USACO Section6.1 Cow XOR (cowxor)

Problem Summary

Given a sequence of integers, d[1],d[2],…,d[N] (1<=N<=100,000), find the consecutive subsequnce such that the bitwise XOR between the subsequence has the maximum value. (0<=d[i]<(2^21))

Solution

At first, we need to know a property of xor (exclusive or) operation:

If a xor b equals c, then the xor of any two of a,b,c, equals the other one.

Let xr[i] be the xor of d[1],d[2],…,d[i], 1<=i<=N. Suppose xr[0]=0, then the xor of the sequence d[i],…,d[j] equals xr[i-1] xor xr[j].
Apparently, the maximam value is max{xr[i] xor xr[j]}, where 0<=i<j<=N.

For each j, 1<=j<=N, we only need to find an i (0<=i<j), such that xr[i] xor xr[j] is maximal.

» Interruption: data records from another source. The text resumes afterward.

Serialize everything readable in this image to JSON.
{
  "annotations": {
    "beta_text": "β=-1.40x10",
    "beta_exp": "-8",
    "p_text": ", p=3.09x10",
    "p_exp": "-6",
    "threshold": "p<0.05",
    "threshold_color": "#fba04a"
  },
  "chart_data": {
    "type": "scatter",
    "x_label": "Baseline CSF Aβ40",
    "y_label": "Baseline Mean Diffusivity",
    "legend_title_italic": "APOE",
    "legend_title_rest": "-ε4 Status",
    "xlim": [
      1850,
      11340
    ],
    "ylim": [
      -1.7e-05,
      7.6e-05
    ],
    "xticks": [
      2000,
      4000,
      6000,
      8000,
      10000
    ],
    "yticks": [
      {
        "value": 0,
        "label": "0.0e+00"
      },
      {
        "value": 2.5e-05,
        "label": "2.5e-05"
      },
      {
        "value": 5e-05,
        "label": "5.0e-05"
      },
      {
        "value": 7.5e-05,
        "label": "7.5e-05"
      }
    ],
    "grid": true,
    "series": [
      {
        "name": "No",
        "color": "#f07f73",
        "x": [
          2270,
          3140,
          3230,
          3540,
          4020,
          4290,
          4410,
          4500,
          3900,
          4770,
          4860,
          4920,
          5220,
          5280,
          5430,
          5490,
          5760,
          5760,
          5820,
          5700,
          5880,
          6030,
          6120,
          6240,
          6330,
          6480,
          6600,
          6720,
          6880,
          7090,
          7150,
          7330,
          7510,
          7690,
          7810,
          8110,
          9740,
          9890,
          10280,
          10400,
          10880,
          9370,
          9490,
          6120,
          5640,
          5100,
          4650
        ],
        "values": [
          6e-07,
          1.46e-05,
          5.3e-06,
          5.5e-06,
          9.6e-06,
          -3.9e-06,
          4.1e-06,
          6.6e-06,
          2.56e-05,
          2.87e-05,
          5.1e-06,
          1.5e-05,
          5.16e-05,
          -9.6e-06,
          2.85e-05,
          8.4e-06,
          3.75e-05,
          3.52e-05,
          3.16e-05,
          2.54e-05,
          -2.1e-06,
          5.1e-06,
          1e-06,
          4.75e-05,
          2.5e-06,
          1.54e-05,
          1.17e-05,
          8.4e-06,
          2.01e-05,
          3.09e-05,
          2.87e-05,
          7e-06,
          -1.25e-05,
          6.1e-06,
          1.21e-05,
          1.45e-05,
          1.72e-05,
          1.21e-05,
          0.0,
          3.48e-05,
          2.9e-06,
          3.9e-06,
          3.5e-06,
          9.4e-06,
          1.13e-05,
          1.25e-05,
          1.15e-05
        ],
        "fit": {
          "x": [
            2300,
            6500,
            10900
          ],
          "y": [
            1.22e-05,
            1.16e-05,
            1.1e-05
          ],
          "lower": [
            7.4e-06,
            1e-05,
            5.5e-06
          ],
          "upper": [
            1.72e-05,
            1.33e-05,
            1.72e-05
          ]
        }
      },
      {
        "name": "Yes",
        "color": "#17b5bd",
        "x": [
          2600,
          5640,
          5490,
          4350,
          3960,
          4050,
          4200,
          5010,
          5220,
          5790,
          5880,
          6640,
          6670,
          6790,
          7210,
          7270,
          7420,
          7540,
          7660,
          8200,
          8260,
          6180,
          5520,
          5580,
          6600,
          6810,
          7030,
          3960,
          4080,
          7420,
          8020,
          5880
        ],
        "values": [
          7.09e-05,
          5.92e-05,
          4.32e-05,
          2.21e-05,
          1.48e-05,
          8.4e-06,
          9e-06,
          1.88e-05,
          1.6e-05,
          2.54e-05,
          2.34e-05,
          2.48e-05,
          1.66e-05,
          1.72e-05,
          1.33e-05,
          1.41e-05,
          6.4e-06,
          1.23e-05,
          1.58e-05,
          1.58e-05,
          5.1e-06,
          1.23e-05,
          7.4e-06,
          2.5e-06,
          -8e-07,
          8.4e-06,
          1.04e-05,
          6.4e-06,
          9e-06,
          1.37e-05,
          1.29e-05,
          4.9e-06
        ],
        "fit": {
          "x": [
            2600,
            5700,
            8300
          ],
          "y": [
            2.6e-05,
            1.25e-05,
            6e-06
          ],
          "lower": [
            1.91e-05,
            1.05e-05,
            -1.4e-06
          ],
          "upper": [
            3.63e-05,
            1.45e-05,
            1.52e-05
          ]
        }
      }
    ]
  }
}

That is, we need to find a xr[i] which is most different from x[j]. Since N can be as large as 100,000, we need to use an algorithm faster than O(N^2).

Note that d[i] is in the range from 0 to (2^21)-1, so xr[i] is also in this range, and its binary representation has at most 21 digits.

Limited length and limited options for each digit lead me to think about Trie, which can greatly reduce time complexity. So I used Trie to keep values of the array xr.

Code

nclude <iostream>
#include <fstream>

using namespace std;
const int max_len = 21;
const int maxn = 100002;

int n,d[maxn];
int ans,st,en;

struct Node
{
public:
	int rank;
	Node *l,*r;

	Node() { rank=0; l=r=NULL; }
	void add(int cur,int r);
} trie;

void Node::add(int cur,int r)
{
	int idx = max_len,tmp;
	Node *p = &trie;

	while(idx>=0 && p!=NULL)
	{
		tmp=cur&(1<<idx);
		if(tmp==0)
		{
			if(p->l==NULL)
				p->l=new Node();
			p=p->l;
		}
		else
		{
			if(p->r==NULL)
				p->r=new Node();
			p=p->r;
		}
		idx--;
	}

	p->rank=r;
}

void find_best(int cur,int cur_end)
{
	int idx = max_len,tmp;
	Node *p = &trie, *q;

	while(idx>=0 && p!=NULL)
	{
		int tmp=cur&(1<<idx);
		if(tmp==0)
		{
			if(p->r!=NULL) q=p->r;
			else q=p->l;
		}
		else
		{
			if(p->l!=NULL) q=p->l;
			else q=p->r;
		}
		p=q;
		idx--;
	}

	tmp = (d[p->rank]) ^ cur;
	if(tmp>ans)
	{
		ans=tmp;
		st=p->rank+1;
		en=cur_end;
	}
}

int main()
{
	fstream fin("cowxor.in",ios::in);
	fstream fout("cowxor.out",ios::out);

	trie.add(0,0);
	ans=-1;

	fin>>n;
	for(int i=1;i<=n;i++)
	{
		fin>>d[i];
		d[i]^=d[i-1];
		find_best(d[i],i);

		trie.add(d[i],i);
	}

	fout<<ans<<" "<<st<<" "<<en<<endl;
	fin.close();
	fout.close();
	return 0;
}